Anticiper le mouvement
Le ping-pong de regards entre le mouvement et la matière, nous pousse à nous interroger sur la nature de la prochaine danse
Le ping-pong de regards entre le mouvement et la matière, nous pousse à nous interroger sur la nature de la prochaine danse. Et de façon plus pragmatique, anticiper également où viendra se poser le corps des danseur.euse.s afin de ne pas les gêner dans leur chorégraphie ininterrompue. Cette mise à mal des espaces traditionnels de la performance, Nadia Vadori-Gauthier en à fait son étendard avec son projet de résistance poétique : une minute de danse par jour. Depuis l’attentat de janvier 2015 à Charlie Hebdo, l’artiste danse tous les jours une minute et quelque, “dans les états et les lieux dans lesquels [elle se] trouve, et poste la danse en ligne le jour même sur internet ou les réseaux sociaux. [elle] danse à l’extérieur ou à l’intérieur, dans des espaces publics ou privés, seule ou avec d’autres, des inconnus ou des amis.” Ainsi sa chorégraphie est emprunte de cet engagement de proximité, de pied d’égalité entre spectateur.ice.s, danseur.euse.s et œuvre d’art.

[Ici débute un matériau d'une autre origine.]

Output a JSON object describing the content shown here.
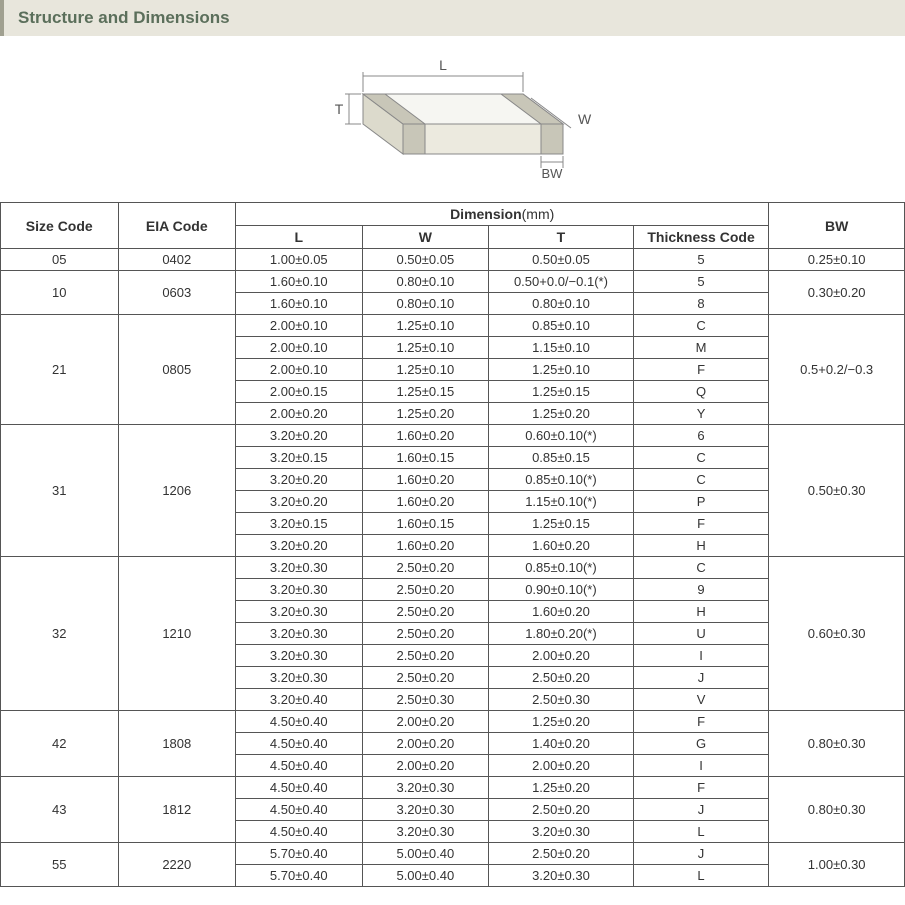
{
  "title": "Structure and Dimensions",
  "diagram": {
    "labels": {
      "L": "L",
      "W": "W",
      "T": "T",
      "BW": "BW"
    },
    "stroke": "#888888",
    "fill_top": "#f6f6f2",
    "fill_front": "#eceadf",
    "fill_side": "#dcdacc",
    "band_fill": "#c8c6b8"
  },
  "headers": {
    "size": "Size Code",
    "eia": "EIA Code",
    "dim": "Dimension",
    "dim_unit": "(mm)",
    "L": "L",
    "W": "W",
    "T": "T",
    "thick": "Thickness  Code",
    "BW": "BW"
  },
  "groups": [
    {
      "size": "05",
      "eia": "0402",
      "bw": "0.25±0.10",
      "rows": [
        {
          "L": "1.00±0.05",
          "W": "0.50±0.05",
          "T": "0.50±0.05",
          "th": "5"
        }
      ]
    },
    {
      "size": "10",
      "eia": "0603",
      "bw": "0.30±0.20",
      "rows": [
        {
          "L": "1.60±0.10",
          "W": "0.80±0.10",
          "T": "0.50+0.0/−0.1(*)",
          "th": "5"
        },
        {
          "L": "1.60±0.10",
          "W": "0.80±0.10",
          "T": "0.80±0.10",
          "th": "8"
        }
      ]
    },
    {
      "size": "21",
      "eia": "0805",
      "bw": "0.5+0.2/−0.3",
      "rows": [
        {
          "L": "2.00±0.10",
          "W": "1.25±0.10",
          "T": "0.85±0.10",
          "th": "C"
        },
        {
          "L": "2.00±0.10",
          "W": "1.25±0.10",
          "T": "1.15±0.10",
          "th": "M"
        },
        {
          "L": "2.00±0.10",
          "W": "1.25±0.10",
          "T": "1.25±0.10",
          "th": "F"
        },
        {
          "L": "2.00±0.15",
          "W": "1.25±0.15",
          "T": "1.25±0.15",
          "th": "Q"
        },
        {
          "L": "2.00±0.20",
          "W": "1.25±0.20",
          "T": "1.25±0.20",
          "th": "Y"
        }
      ]
    },
    {
      "size": "31",
      "eia": "1206",
      "bw": "0.50±0.30",
      "rows": [
        {
          "L": "3.20±0.20",
          "W": "1.60±0.20",
          "T": "0.60±0.10(*)",
          "th": "6"
        },
        {
          "L": "3.20±0.15",
          "W": "1.60±0.15",
          "T": "0.85±0.15",
          "th": "C"
        },
        {
          "L": "3.20±0.20",
          "W": "1.60±0.20",
          "T": "0.85±0.10(*)",
          "th": "C"
        },
        {
          "L": "3.20±0.20",
          "W": "1.60±0.20",
          "T": "1.15±0.10(*)",
          "th": "P"
        },
        {
          "L": "3.20±0.15",
          "W": "1.60±0.15",
          "T": "1.25±0.15",
          "th": "F"
        },
        {
          "L": "3.20±0.20",
          "W": "1.60±0.20",
          "T": "1.60±0.20",
          "th": "H"
        }
      ]
    },
    {
      "size": "32",
      "eia": "1210",
      "bw": "0.60±0.30",
      "rows": [
        {
          "L": "3.20±0.30",
          "W": "2.50±0.20",
          "T": "0.85±0.10(*)",
          "th": "C"
        },
        {
          "L": "3.20±0.30",
          "W": "2.50±0.20",
          "T": "0.90±0.10(*)",
          "th": "9"
        },
        {
          "L": "3.20±0.30",
          "W": "2.50±0.20",
          "T": "1.60±0.20",
          "th": "H"
        },
        {
          "L": "3.20±0.30",
          "W": "2.50±0.20",
          "T": "1.80±0.20(*)",
          "th": "U"
        },
        {
          "L": "3.20±0.30",
          "W": "2.50±0.20",
          "T": "2.00±0.20",
          "th": "I"
        },
        {
          "L": "3.20±0.30",
          "W": "2.50±0.20",
          "T": "2.50±0.20",
          "th": "J"
        },
        {
          "L": "3.20±0.40",
          "W": "2.50±0.30",
          "T": "2.50±0.30",
          "th": "V"
        }
      ]
    },
    {
      "size": "42",
      "eia": "1808",
      "bw": "0.80±0.30",
      "rows": [
        {
          "L": "4.50±0.40",
          "W": "2.00±0.20",
          "T": "1.25±0.20",
          "th": "F"
        },
        {
          "L": "4.50±0.40",
          "W": "2.00±0.20",
          "T": "1.40±0.20",
          "th": "G"
        },
        {
          "L": "4.50±0.40",
          "W": "2.00±0.20",
          "T": "2.00±0.20",
          "th": "I"
        }
      ]
    },
    {
      "size": "43",
      "eia": "1812",
      "bw": "0.80±0.30",
      "rows": [
        {
          "L": "4.50±0.40",
          "W": "3.20±0.30",
          "T": "1.25±0.20",
          "th": "F"
        },
        {
          "L": "4.50±0.40",
          "W": "3.20±0.30",
          "T": "2.50±0.20",
          "th": "J"
        },
        {
          "L": "4.50±0.40",
          "W": "3.20±0.30",
          "T": "3.20±0.30",
          "th": "L"
        }
      ]
    },
    {
      "size": "55",
      "eia": "2220",
      "bw": "1.00±0.30",
      "rows": [
        {
          "L": "5.70±0.40",
          "W": "5.00±0.40",
          "T": "2.50±0.20",
          "th": "J"
        },
        {
          "L": "5.70±0.40",
          "W": "5.00±0.40",
          "T": "3.20±0.30",
          "th": "L"
        }
      ]
    }
  ],
  "colors": {
    "title_bg": "#e8e6dc",
    "title_accent": "#a0a090",
    "title_text": "#5b6f5b",
    "border": "#555555",
    "text": "#333333"
  },
  "font": {
    "family": "Arial",
    "cell_size": 13,
    "header_size": 14,
    "title_size": 17
  }
}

Cependant, la réalité pragmatique peut parfois reprendre le dessus, et les 70 minutes de performance qui se transforment en 1h40, finissent par froisser un peu l’instant. On regrette de ne pas avoir posé ses affaires au vestiaire, on s’inquiète d’abîmer une œuvre avec son sac à dos. On est sur le qui vive fatiguant de l’instant à avoir conscience de l’espace autour de soi, de la danse, des autres.
A force, on finit presque par trop anticiper le mouvement. Cette danse aquatique et fluide manque à se réinventer, malgré les traversées dans de nouvelles salles, pleine de nouvelles matières et tableaux.
Il nous faudra beaucoup d’amour recompose notre regard que l’on pose sur les œuvres, et nous entraîne dans une promenade esthétique ludique mais un peu trop gourmande.